4. We think in absolutes – either/or – instead of the spectrum. Like I’ve said here many times – if I think something is black and white, it’s only because I don’t know enough about the subject. Do you have an absolute opinion about an issue in endurance? Or about horses? Is it impossible for you to see the vadality of the other side’s opinion? I would encourage you to at least consider the greyness of an issue. There are many hot topics on our sport – and they are hot topics for a reason. They are nuanced, complicated subjects that deserve more than just a gut reaction. This goes hand in hand with #8 – taking the extreme view is seldom good.
7. Everything works in cycles – whether you are a ride camp reader asking yourself “is it that time again when we talk about loose dogs, carrying side arms, and LD vs endurance”, or if you are an old timer who has seen the pendulum swing from too must rest, to too much conditioning, and back, everything works in cycles. There is likely nothing truly new – just rediscovery of things once done, and forgotten.
Evaluate our sport with these concepts in mind and I think we are primed to make better decisions for our horse and rider fitness and preparedness.
I haven’t even gotten to the good part – the “rules of training”. And they are so good. “Build and maintain”, “never leave anything behind”, “progress everything”, “balance” etc. They are concepts that allow you to build and individualize whole programs to YOU and YOUR horse.
I agree with Magness when he says in his intro that knowing the tools and philosophy and ideas allow trainers/coaches to be “artists”.
When I gave myself permission to break away from published running programs and told myself that I *knew* how to get *me* to a marathon better than the cookie cutter 12 week program, it was the most freeing feeling in the world. I’ve never had as much fun running as the day I stopped following a program.
When I stopped training my horse according to the “shoulds” and instead gave myself permission to adapt my ride conditioning to whatever I thought me and my horse needed to reach our goals, I started to have a lot more fun at rides because my horse was having more fun too and started performing better.

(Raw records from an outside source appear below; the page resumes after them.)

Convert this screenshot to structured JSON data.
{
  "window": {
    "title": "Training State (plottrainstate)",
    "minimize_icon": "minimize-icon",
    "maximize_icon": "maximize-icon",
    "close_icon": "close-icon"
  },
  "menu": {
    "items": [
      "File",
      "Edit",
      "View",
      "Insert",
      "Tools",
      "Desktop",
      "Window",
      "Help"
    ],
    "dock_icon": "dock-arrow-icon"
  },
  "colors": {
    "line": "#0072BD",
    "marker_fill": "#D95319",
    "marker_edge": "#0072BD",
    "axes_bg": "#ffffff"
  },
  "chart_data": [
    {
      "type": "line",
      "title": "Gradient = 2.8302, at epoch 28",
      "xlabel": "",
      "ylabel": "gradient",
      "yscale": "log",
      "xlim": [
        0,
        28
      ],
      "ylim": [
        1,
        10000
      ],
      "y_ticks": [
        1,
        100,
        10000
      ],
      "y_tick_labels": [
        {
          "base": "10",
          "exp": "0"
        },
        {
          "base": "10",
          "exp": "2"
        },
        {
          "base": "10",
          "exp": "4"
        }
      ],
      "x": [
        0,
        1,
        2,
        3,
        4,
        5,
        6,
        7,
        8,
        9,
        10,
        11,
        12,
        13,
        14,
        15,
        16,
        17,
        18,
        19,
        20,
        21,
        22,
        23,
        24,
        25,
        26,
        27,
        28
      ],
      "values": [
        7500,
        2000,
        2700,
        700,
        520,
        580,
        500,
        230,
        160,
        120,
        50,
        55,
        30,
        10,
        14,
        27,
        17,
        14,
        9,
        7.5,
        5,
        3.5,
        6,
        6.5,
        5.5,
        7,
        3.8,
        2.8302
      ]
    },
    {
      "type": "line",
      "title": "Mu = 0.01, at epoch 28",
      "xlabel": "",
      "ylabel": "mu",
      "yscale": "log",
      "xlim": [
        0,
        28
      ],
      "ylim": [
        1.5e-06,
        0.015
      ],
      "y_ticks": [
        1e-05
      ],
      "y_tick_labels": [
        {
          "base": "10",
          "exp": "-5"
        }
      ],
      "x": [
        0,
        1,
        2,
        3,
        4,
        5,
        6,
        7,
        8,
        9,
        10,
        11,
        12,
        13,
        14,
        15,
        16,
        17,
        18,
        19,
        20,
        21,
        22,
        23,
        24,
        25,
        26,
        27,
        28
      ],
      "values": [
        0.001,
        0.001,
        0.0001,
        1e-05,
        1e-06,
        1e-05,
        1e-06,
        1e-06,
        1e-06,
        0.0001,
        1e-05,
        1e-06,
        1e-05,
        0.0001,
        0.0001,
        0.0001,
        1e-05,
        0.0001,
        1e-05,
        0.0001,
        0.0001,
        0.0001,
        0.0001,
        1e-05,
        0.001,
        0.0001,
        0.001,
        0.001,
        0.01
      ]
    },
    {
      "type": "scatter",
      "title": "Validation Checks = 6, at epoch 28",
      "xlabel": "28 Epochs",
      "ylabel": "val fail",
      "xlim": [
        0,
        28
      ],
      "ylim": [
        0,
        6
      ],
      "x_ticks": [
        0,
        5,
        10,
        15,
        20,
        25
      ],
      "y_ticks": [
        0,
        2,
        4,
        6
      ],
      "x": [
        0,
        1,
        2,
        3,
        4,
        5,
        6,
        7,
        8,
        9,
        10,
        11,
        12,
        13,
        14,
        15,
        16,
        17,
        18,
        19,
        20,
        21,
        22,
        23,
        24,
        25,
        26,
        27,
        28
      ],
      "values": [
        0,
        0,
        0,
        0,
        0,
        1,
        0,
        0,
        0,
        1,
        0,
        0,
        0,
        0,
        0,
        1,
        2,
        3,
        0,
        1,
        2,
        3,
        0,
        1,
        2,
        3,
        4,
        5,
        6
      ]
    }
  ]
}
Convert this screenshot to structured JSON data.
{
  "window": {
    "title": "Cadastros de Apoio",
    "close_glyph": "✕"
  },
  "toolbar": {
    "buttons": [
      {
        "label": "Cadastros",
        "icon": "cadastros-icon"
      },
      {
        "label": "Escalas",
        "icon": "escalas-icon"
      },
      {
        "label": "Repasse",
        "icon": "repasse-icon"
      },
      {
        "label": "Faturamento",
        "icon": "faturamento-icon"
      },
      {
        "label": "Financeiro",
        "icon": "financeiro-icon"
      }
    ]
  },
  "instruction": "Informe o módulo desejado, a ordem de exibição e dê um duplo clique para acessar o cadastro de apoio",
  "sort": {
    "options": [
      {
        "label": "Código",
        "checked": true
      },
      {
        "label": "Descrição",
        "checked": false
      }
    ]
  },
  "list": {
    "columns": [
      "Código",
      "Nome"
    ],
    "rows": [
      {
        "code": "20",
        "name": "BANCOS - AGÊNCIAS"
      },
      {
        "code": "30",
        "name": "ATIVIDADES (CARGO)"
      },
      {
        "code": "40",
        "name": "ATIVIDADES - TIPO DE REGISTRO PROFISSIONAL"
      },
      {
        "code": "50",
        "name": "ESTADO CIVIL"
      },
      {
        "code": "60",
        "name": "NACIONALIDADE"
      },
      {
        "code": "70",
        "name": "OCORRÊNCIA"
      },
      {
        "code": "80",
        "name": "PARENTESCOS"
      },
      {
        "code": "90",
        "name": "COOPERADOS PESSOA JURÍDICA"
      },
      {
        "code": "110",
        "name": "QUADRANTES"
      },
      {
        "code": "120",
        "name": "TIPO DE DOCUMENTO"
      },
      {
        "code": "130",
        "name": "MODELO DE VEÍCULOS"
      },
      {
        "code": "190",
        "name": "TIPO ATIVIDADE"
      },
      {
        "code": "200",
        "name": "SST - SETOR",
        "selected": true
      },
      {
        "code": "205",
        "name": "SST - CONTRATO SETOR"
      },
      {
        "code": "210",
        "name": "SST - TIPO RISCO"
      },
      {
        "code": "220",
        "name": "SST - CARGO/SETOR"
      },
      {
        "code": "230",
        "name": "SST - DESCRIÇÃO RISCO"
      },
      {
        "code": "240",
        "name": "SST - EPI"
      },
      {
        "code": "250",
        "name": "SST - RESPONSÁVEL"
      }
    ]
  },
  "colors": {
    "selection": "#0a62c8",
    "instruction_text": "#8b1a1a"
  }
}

So there you have it. It’s what is on my reading bookshelf for now and I’ll probably be making lots of references to it. Like I’ve done in the past, when I find a particularly exciting revelation or concept I’ll discuss it here on the blog – and hopefully you’ll find some tidbit that you can apply to you and your horse. If you are a new rider hopefully you have a glimmer of understanding why the question “what is the best plan to get me and my horse conditioned for our first 50 miler” is impossible to answer with any sort of accuracy.
10:26pm. I’m about to turn into a pumpkin.